DATES | Sorti le 12 février 2020 | Publié le lundi 23 mars 2020
ET ALORS | C’est éclatés sur la pochette de leur déjà cinquième album studio qu’apparaissent Séverine Krouch et Hugues Villette : nous étions habitués à les voir de dos ou grimpés dans les arbres, cette fois il sont tout simplement démembrés ! À la première les guitares, au second les parties rythmiques, la composante électronique est quant à elle partagée afin de cimenter des compétences mixtes et complémentaires à l’origine de cet unique subtil dosage d’electronica et de post-rock instrumental que l’on retrouve du début à la fin d’"Exempt". Le duo français reçoit bien entendu une fois de plus la visite de l’ami poète américain Black Sifichi qui en profite pour commencer par s’allumer une cigarette en trois tours de molette de briquet.

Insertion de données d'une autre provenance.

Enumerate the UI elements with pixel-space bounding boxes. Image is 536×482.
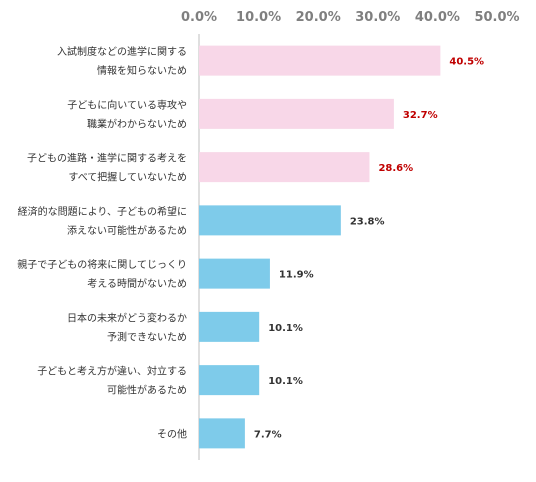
bar [199, 98, 394, 129]
value-label: 28.6% [378, 163, 413, 174]
category-label: 子どもの進路・進学に関する考えを [27, 152, 187, 165]
bar [199, 311, 260, 342]
bar [199, 152, 370, 183]
bar [199, 418, 245, 449]
bars [199, 45, 441, 449]
x-tick-label: 10.0% [236, 10, 281, 25]
value-labels: 40.5% 32.7% 28.6% 23.8% 11.9% 10.1% 10.1% 7.7% [254, 57, 484, 441]
category-label: 可能性があるため [107, 384, 187, 397]
x-tick-label: 50.0% [474, 10, 519, 25]
category-labels: 入試制度などの進学に関する情報を知らないため子どもに向いている専攻や職業がわから… [17, 45, 187, 440]
category-label: 子どもと考え方が違い、対立する [37, 365, 187, 378]
category-label: 職業がわからないため [87, 117, 187, 130]
category-label: 添えない可能性があるため [67, 224, 187, 237]
category-label: その他 [157, 427, 187, 440]
category-label: 経済的な問題により、子どもの希望に [18, 205, 187, 218]
value-label: 32.7% [403, 110, 438, 121]
category-label: 予測できないため [107, 330, 187, 343]
value-label: 40.5% [449, 57, 484, 68]
category-label: 情報を知らないため [97, 64, 187, 77]
value-label: 11.9% [279, 270, 314, 281]
bar [199, 205, 341, 236]
x-tick-label: 40.0% [415, 10, 460, 25]
category-label: 日本の未来がどう変わるか [67, 311, 187, 324]
category-label: 子どもに向いている専攻や [67, 98, 187, 111]
value-label: 23.8% [350, 216, 385, 227]
category-label: 考える時間がないため [87, 277, 187, 290]
x-tick-label: 20.0% [296, 10, 341, 25]
bar [199, 365, 260, 396]
value-label: 10.1% [268, 376, 303, 387]
value-label: 10.1% [268, 323, 303, 334]
category-label: 入試制度などの進学に関する [57, 45, 187, 58]
category-label: すべて把握していないため [68, 171, 187, 184]
bar [199, 258, 270, 289]
category-label: 親子で子どもの将来に関してじっくり [17, 258, 187, 271]
x-tick-labels: 0.0% 10.0% 20.0% 30.0% 40.0% 50.0% [181, 10, 520, 25]
x-tick-label: 0.0% [181, 10, 217, 25]
bar [199, 45, 441, 76]
value-label: 7.7% [254, 429, 282, 440]
x-tick-label: 30.0% [355, 10, 400, 25]
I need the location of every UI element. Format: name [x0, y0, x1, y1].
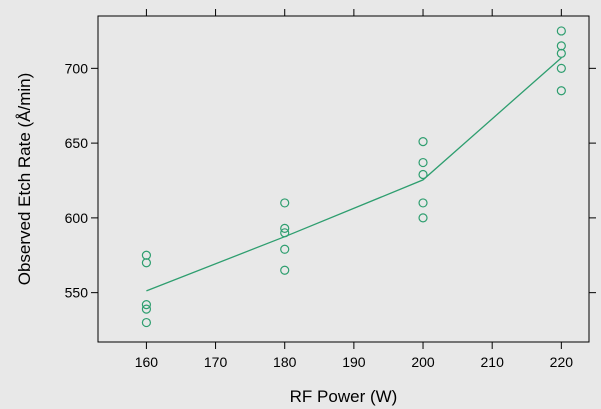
x-tick-label: 190: [342, 354, 366, 370]
data-point: [141, 300, 152, 310]
data-point: [280, 244, 290, 254]
axis-ticks: 160 170 180 190 200 210 220 550 600 650 700: [65, 9, 596, 370]
data-point: [418, 157, 428, 168]
data-point: [141, 258, 152, 268]
y-axis-title: Observed Etch Rate (Å/min): [15, 73, 34, 286]
data-point: [556, 26, 566, 36]
y-tick-label: 700: [65, 60, 89, 76]
x-tick-label: 180: [273, 354, 297, 370]
data-marks: [141, 26, 566, 328]
y-tick-label: 600: [65, 210, 89, 226]
data-point: [418, 137, 428, 147]
fit-line: [146, 57, 562, 292]
x-tick-label: 220: [550, 354, 574, 370]
x-axis-title: RF Power (W): [290, 387, 398, 406]
plot-area: [97, 15, 590, 343]
data-point: [280, 265, 290, 275]
data-point: [418, 198, 428, 208]
data-point: [556, 63, 566, 73]
data-point: [418, 213, 428, 223]
x-tick-label: 160: [135, 354, 159, 370]
data-point: [280, 198, 290, 208]
y-tick-label: 650: [65, 135, 89, 151]
x-tick-label: 210: [481, 354, 505, 370]
y-tick-label: 550: [65, 285, 89, 301]
data-point: [556, 86, 566, 96]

Il y a toujours cette économie dans la forme, celle qui donne aux compositions de 2Kilos &More leur aspect de matériau très brut et leur confère une part d’authenticité, lesquelles apparaissent dès lors à l’opposé des flamboyances de Meta Meat, l’autre duo que Hugues forme avec Phil Von. Et si aujourd’hui trois labels de qualité sont impliqués pour la sortie du CD, du LP et la diffusion de la version digitale, c’est que cette fois c’est la bonne, on vous le garantit.

Bedroom Eyes
"Nerves"

"Nerves"
DATES | Sorti le 31 octobre 2019 | Publié le mercredi 26 février 2020
ET ALORS | La pochette a elle seule aurait pu faire passer ce "Nerves" pour le disque de rock gothique qu’il n’est absolument pas. Les membres de Bedroom Eyes le définissent plutôt comme de l’heavy shoegaze, et l’on adhère bien volontiers à cette étiquette qui semble inventée pour qualifier le troisième album du groupe de Boston. On adore se laisser happer par cette brume sonore parfois indistincte, qui nous met dans le même état que lorsque l’on essaie de se rappeler un rêve sans y arriver complètement, dans lequel on se souviendra pourtant, par flashs, d’y avoir rencontré les guitares malmenées de My Bloody Valentine, le chant de Ride et la section rythmique d’Amusement Parks on Fire. Était-ce les uns après les autres ou plutôt tous ensemble ? Ce n’est plus très clair, mais peu importe : la fougue du quatuor fera le reste tout au long de ces douze titres bouillonnants et passionnés, guidés par un savoir faire peaufiné depuis le premier enregistrement de 2012 et indispensable à la réalisation d’une telle collection de chansons fiévreuses.

Anna Morley
"Visceral"

"Visceral"
[Ant-Zen]
par Bertrand Hamonou
DATES | Sorti le 29 novembre 2019 | Publié le mercredi 22 janvier 2020
ET ALORS | "Visceral" est le déjà cinquième album de la multi-instrumentiste australienne Anna Morley qui s’est installée à Berlin, et c’est également une sortie complètement inattendue de la part d’un label tel qu’Ant-Zen auquel est confié la distribution de sa version digitale. Et pour cause : tout n’y est que vibraphone, piano, melodica, ukulele, violon et contre-basse ! Reconnaissez tout de même que l’on est à l’opposé des territoires habituels du label allemand puisqu’ici nous sommes en pleine excursion néo-classique, avec un disque à la chaleur rassurante voire carrément bienveillante, sur lequel les instruments semblent tout juste pincés voire caressés. Les compositions libèrent une sensualité que l’on ne rencontre que rarement, pourtant déjà croisée sur les disques de la compositrice Zinovia Arvanitidi. Plutôt qu’à notre cerveau, c’est à nos tripes que parle le bien nommé "Visceral", que l’on trouvera apaisant et gorgé de plénitude à chaque écoute.